I strongly recommend two steps to correct plan shortfalls and continue to move this planning process forward.
First, before final plan passage by Council, the City should complete a majority, if not all additional studies recommended unanimously by the Work group. These eight requested studies would answer fundamental, first order questions defining change in this historic and fragile cityscape. Do this critical analysis to turn what still remains a self-described conceptual waterfront plan into a more complete and acceptable product, ready for implementation. At a minimum, real answers and further details are needed to resolve these questions:
- How can the City add density or choose flood mitigating measures without understanding traffic impacts along the river or related engineering costs?
- What if the City’s best efforts to resolve parking problems prove ineffective?
- How can the City expect amenities in trade for added density when developers face generally stated guidelines instead of stringent plan requirements?
- Without knowing the proffers yet to be negotiated from developers, how can we count on their investments in public spaces on the waterfront?
- With no environmental assessment supporting this plan, what hidden costs make our intentions and plans for the waterfront pure fiction?
- If the developers’ own experts argued strongly against hotel and amenity requirements by faulting the City’s own studies, how can we expect to unite diverse City interests behind this plan with its critical but suspect reliance on hotel revenue?

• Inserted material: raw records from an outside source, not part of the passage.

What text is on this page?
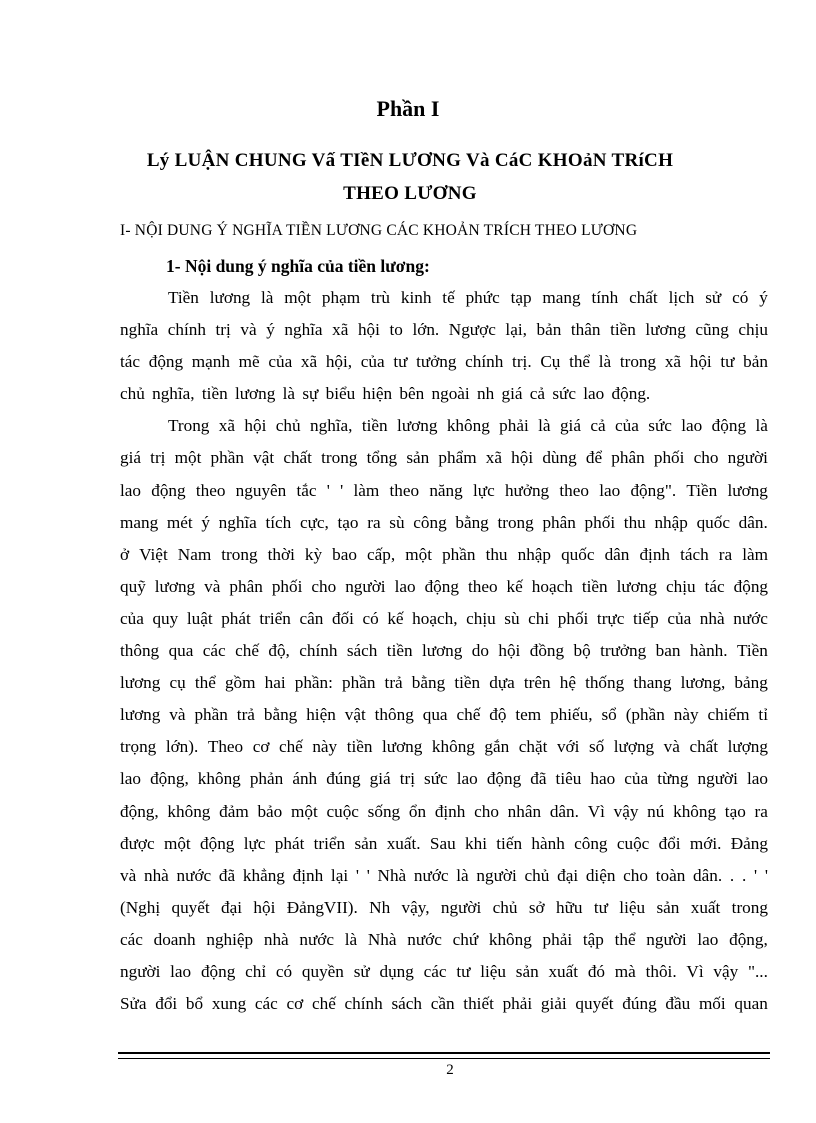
Phần I
Lý LUẬN CHUNG Vấ TIềN LƯƠNG Và CáC KHOảN TRíCH
THEO LƯƠNG
I- NỘI DUNG Ý NGHĨA TIỀN LƯƠNG CÁC KHOẢN TRÍCH THEO LƯƠNG
1- Nội dung ý nghĩa của tiền lương:
Tiền lương là một phạm trù kinh tế phức tạp mang tính chất lịch sử có ý
nghĩa chính trị và ý nghĩa xã hội to lớn. Ngược lại, bản thân tiền lương cũng chịu
tác động mạnh mẽ của xã hội, của tư tưởng chính trị. Cụ thể là trong xã hội tư bản
chủ nghĩa, tiền lương là sự biểu hiện bên ngoài nh giá cả sức lao động.
Trong xã hội chủ nghĩa, tiền lương không phải là giá cả của sức lao động là
giá trị một phần vật chất trong tổng sản phẩm xã hội dùng để phân phối cho người
lao động theo nguyên tắc ' ' làm theo năng lực hưởng theo lao động". Tiền lương
mang mét ý nghĩa tích cực, tạo ra sù công bằng trong phân phối thu nhập quốc dân.
ở Việt Nam trong thời kỳ bao cấp, một phần thu nhập quốc dân định tách ra làm
quỹ lương và phân phối cho người lao động theo kế hoạch tiền lương chịu tác động
của quy luật phát triển cân đối có kế hoạch, chịu sù chi phối trực tiếp của nhà nước
thông qua các chế độ, chính sách tiền lương do hội đồng bộ trưởng ban hành. Tiền
lương cụ thể gồm hai phần: phần trả bằng tiền dựa trên hệ thống thang lương, bảng
lương và phần trả bằng hiện vật thông qua chế độ tem phiếu, sổ (phần này chiếm tỉ
trọng lớn). Theo cơ chế này tiền lương không gắn chặt với số lượng và chất lượng
lao động, không phản ánh đúng giá trị sức lao động đã tiêu hao của từng người lao
động, không đảm bảo một cuộc sống ổn định cho nhân dân. Vì vậy nú không tạo ra
được một động lực phát triển sản xuất. Sau khi tiến hành công cuộc đổi mới. Đảng
và nhà nước đã khẳng định lại ' ' Nhà nước là người chủ đại diện cho toàn dân. . . ' '
(Nghị quyết đại hội ĐảngVII). Nh vậy, người chủ sở hữu tư liệu sản xuất trong
các doanh nghiệp nhà nước là Nhà nước chứ không phải tập thể người lao động,
người lao động chỉ có quyền sử dụng các tư liệu sản xuất đó mà thôi. Vì vậy "...
Sửa đổi bổ xung các cơ chế chính sách cần thiết phải giải quyết đúng đầu mối quan
2
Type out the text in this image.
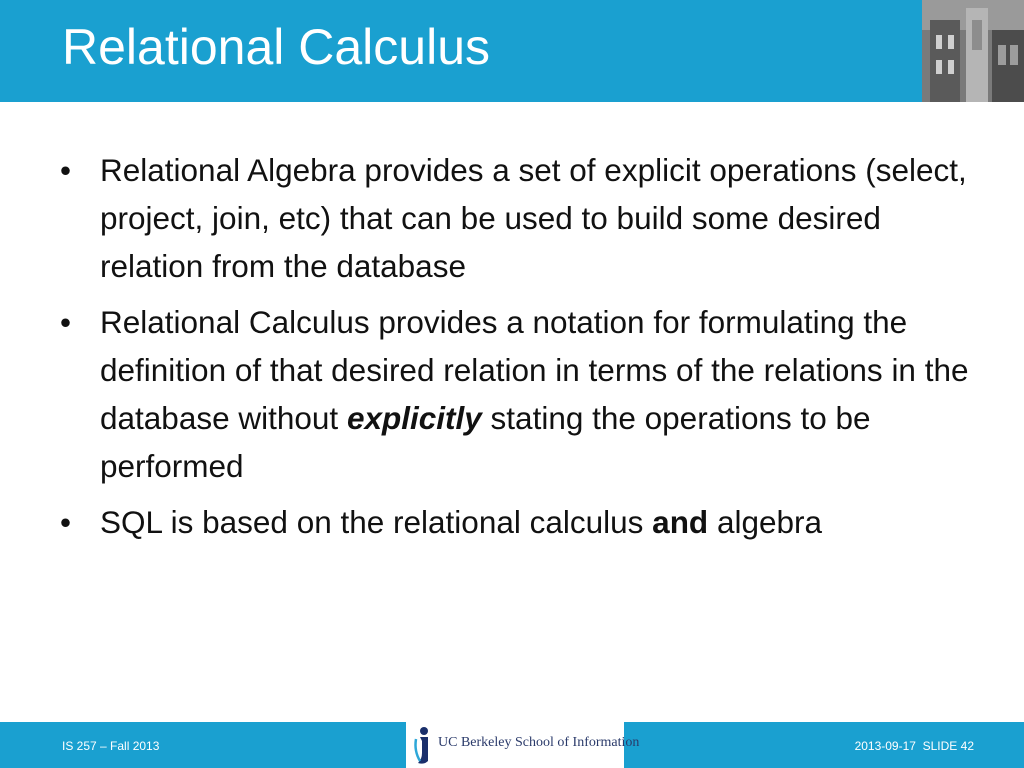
Relational Calculus
• Relational Algebra provides a set of explicit operations (select, project, join, etc) that can be used to build some desired relation from the database
• Relational Calculus provides a notation for formulating the definition of that desired relation in terms of the relations in the database without explicitly stating the operations to be performed
• SQL is based on the relational calculus and algebra
IS 257 – Fall 2013	UC Berkeley School of Information	2013-09-17 SLIDE 42
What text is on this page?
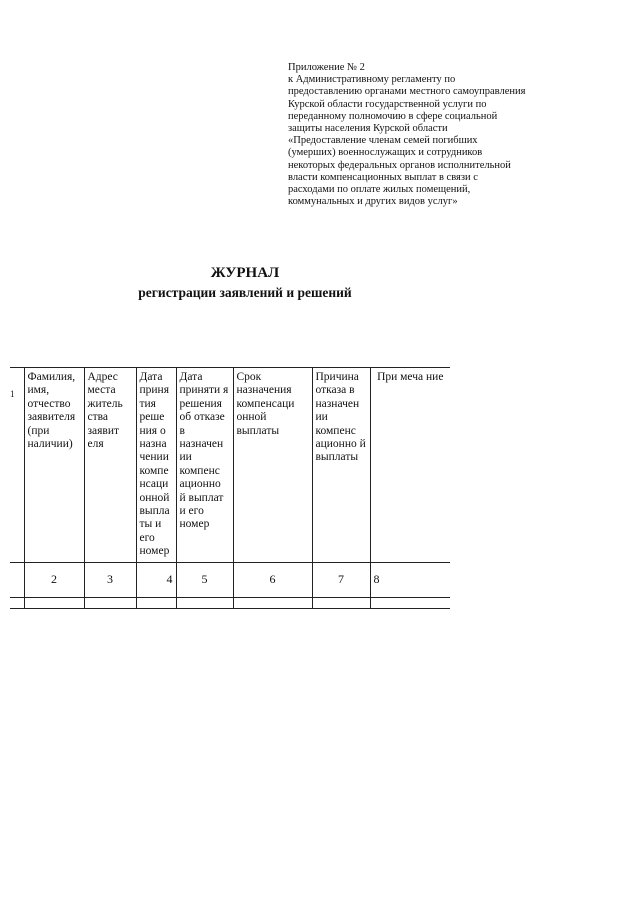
Приложение № 2
к Административному регламенту по
предоставлению органами местного самоуправления
Курской области государственной услуги по
переданному полномочию в сфере социальной
защиты населения Курской области
«Предоставление членам семей погибших
(умерших) военнослужащих и сотрудников
некоторых федеральных органов исполнительной
власти компенсационных выплат в связи с
расходами по оплате жилых помещений,
коммунальных и других видов услуг»
ЖУРНАЛ
регистрации заявлений и решений
1	Фамилия, имя, отчество заявителя (при наличии)	Адрес места житель ства заявит еля	Дата приня тия реше ния о назна чении компе нсаци онной выпла ты и его номер	Дата приняти я решения об отказе в назначен ии компенс ационно й выплат и его номер	Срок назначения компенсаци онной выплаты	Причина отказа в назначен ии компенс ационно й выплаты	При меча ние
	2	3	4	5	6	7	8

- If the City’s own presentations show it is possible to pay for this plan with mixed use development, longer but assured cost recovery, and no change in zoning, why are we rushing to concede density increases to owners beyond legally defensible, City staff supported, and federally backed limits?
- Since the GenOn site, the largest parcel of land to be developed within our defined small area plan boundaries, was excluded from our planning assessment, how can we be sure this plan doesn’t miss obvious solutions in hindsight or cause serious and expensive unintended consequences.
Second, the City should make a relatively small investment ($50,000-$100,000) in modeling and simulation technology used by other Virginia cities to dynamically assess urban planning alternatives where the interplay of flooding, development, traffic, and commercial activities complicate public policy. Norfolk, with the help of the Virginia Modeling and Simulation Center (VMASC), has thoroughly modeled such critical choices to promote better public policies. The director of VMASC at Old Dominion University, Dr. John Sokolowski, has offered the Center’s existing models, powerful simulation tools, and technical skills to address our challenges immediately. He believes that our problems and their analytical tools are well matched. Alexandria can retain, adapt, and use these tools to help implement this waterfront plan and tackle other city zoning and policy challenges.
There is no reason for our City’s leaders to rush to failure by implementing an unfinished plan for transforming our waterfront. Slow, don’t stop this process; adopt and acknowledge the good work already done; complete the analysis needed to reach the best conclusions on the most difficult issues; and acquire better means and learn modern methods to help guide plan implementation while balancing development, public usage, and traffic impacts. Most importantly, City Council must resist the pressure to "do something" when that "something" abruptly ends public engagement and dialog, embitters whole neighborhoods, and poisons the sense of community so necessary for successful waterfront plan implementation.